GST, in its current form, will not provide any boost to the gross domestic product (GDP), nor help revive the economy. With the exclusion of important sectors such as electricity, real estate, petroleum and alcohol, tax cascading will continue, thereby discouraging investments and hurting the competitive position of domestic manufacturers. The one per cent tax on inter-state movement of goods will balkanise the common market of India and continue the bias towards imported goods, which will not have to pay the one per cent tax. It makes trading with your neighbours within the Indian federation a punishable offence, while rewarding trade with the world outside it.
Sectors such as real estate and alcohol are known to be opaque and are the key sources of black money.
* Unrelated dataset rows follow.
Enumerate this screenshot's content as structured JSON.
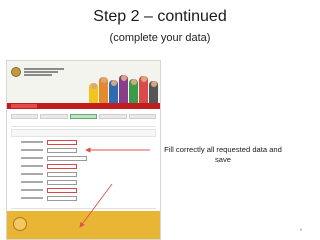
{
  "slide": {
    "title": "Step 2 – continued",
    "subtitle": "(complete your data)",
    "callout": "Fill correctly all requested data and save",
    "page_number": "9"
  },
  "colors": {
    "header_red": "#c01d1d",
    "footer_gold": "#e9b535",
    "arrow_red": "#d9534f",
    "save_blue": "#2b64c0"
  },
  "icons": {
    "university_seal": "seal-icon",
    "footer_seal": "seal-icon"
  }
}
GST would have provided an audit trail for better control and monitoring of these sectors. Their exclusion from the GST will perpetuate illegal/unreported activities in these sectors.
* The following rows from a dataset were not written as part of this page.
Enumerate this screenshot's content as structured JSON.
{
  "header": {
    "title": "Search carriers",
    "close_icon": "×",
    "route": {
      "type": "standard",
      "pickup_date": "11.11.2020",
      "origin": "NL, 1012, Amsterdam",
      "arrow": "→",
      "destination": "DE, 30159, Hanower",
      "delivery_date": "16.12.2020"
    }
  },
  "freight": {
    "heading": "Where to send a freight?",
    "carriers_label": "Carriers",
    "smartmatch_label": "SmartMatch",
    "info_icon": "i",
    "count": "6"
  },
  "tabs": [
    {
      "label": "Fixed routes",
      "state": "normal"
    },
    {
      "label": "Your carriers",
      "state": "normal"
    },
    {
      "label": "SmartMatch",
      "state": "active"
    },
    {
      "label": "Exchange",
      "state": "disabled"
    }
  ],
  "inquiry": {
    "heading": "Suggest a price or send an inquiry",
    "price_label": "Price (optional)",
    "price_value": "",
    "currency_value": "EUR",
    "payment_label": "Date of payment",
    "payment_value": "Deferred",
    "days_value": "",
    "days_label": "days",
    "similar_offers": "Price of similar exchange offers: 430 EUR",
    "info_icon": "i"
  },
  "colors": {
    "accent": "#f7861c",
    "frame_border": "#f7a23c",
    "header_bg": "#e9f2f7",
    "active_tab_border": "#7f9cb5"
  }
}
The Centre recognises these flaws and their seriousness. However, in the name of cooperative federalism, it had to concede to the demands of states, such as Gujarat and Tamil Nadu, to build consensus for the implementation of GST. The Select Committee too, has chosen to retain the flaws, pursuant to the demands of the states. The only demand the committee conceded was to enrich the revenue compensation to states in the fourth and fifth years of GST implementation.
In the process, they have ignored the dissension of other stakeholders, including the Opposition parties without whose support the government might fail to secure two-thirds majority in the Rajya Sabha for the Bill’s approval.
Even if the Bill gets approved in the Rajya Sabha, there is a possibility that some of the states, which are unhappy with the Bill, might refuse to ratify it in their respective state assemblies.
There is a fundamental technical flaw in the Bill in that it allows the dissenting states to continue with their current tax regimes without adopting the GST. The Bill defines GST as “any tax” on goods and services, which need not be the same as the harmonised GST recommended by the GST Council. As a result, any dissenting state will have the option of renaming/relabelling its current tax system (VAT, sale, purchase, and entry taxes) as GST and continue with them.
This flaw was pointed out to the Select Committee by several experts and industry representatives, but it was still ignored.
What could the Select Panel have done under the circumstances? It had the opportunity to build consensus while keeping the hopes of a flawless GST alive. All stakeholders unanimously support the basic concept of GST, while disagreeing with its specific design features (for example, whether electricity or petroleum should be included in the GST base and what the GST rate should be). The panel should have deleted any specific design features of GST from the Constitution Bill and referred them to the GST Council for consideration.
The Constitution is not an instrument for the levy of tax or implementation of tax reforms. It is an instrument to empower the governments to impose taxes and provide a broad framework for the exercise of those powers. The governments should have the flexibility to choose the specific design features of GST (for example, what should be taxable and at what rate) outside the Constitution, reflecting the social, political and economic priorities of the day. The Constitution should not encumber these choices, specially limiting them to second-best or third-grade options.
The panel could thus have accepted all of the worthy suggestions of the business community as well as the Opposition parties (for example, removal of one per cent tax; inclusion of petroleum, electricity, alcohol in the base). To pacify the demands of the states, the panel could have referred all the design issues to the GST Council where the states have a dominant voice. This way, the panel would have accepted the demands of all stakeholders. Ideally, this is how the Constitution Amendment Bill should have been drafted ab initio, an enabling legislation, without codifying the specific features.
It can still be done and the GST can be salvaged but only through intervention at the highest level, that is by the Prime Minister. The government should proactively table amendments to the Bill, accepting the principal demands of the Opposition to remove the flaws of the GST and referring these to the GST Council for consideration. If the Centre and the states collectively choose to retain the flaws, then it would be pragmatic for the business community to accept them for the time-being, hoping that these would be addressed later, once there is a proper understanding of their ill effects.
Proceeding in this manner will disarm the Opposition in the Rajya Sabha, without alienating the states or other stakeholders. This would facilitate speedy passage of the Bill and implementation of the much awaited GST reform in 2016.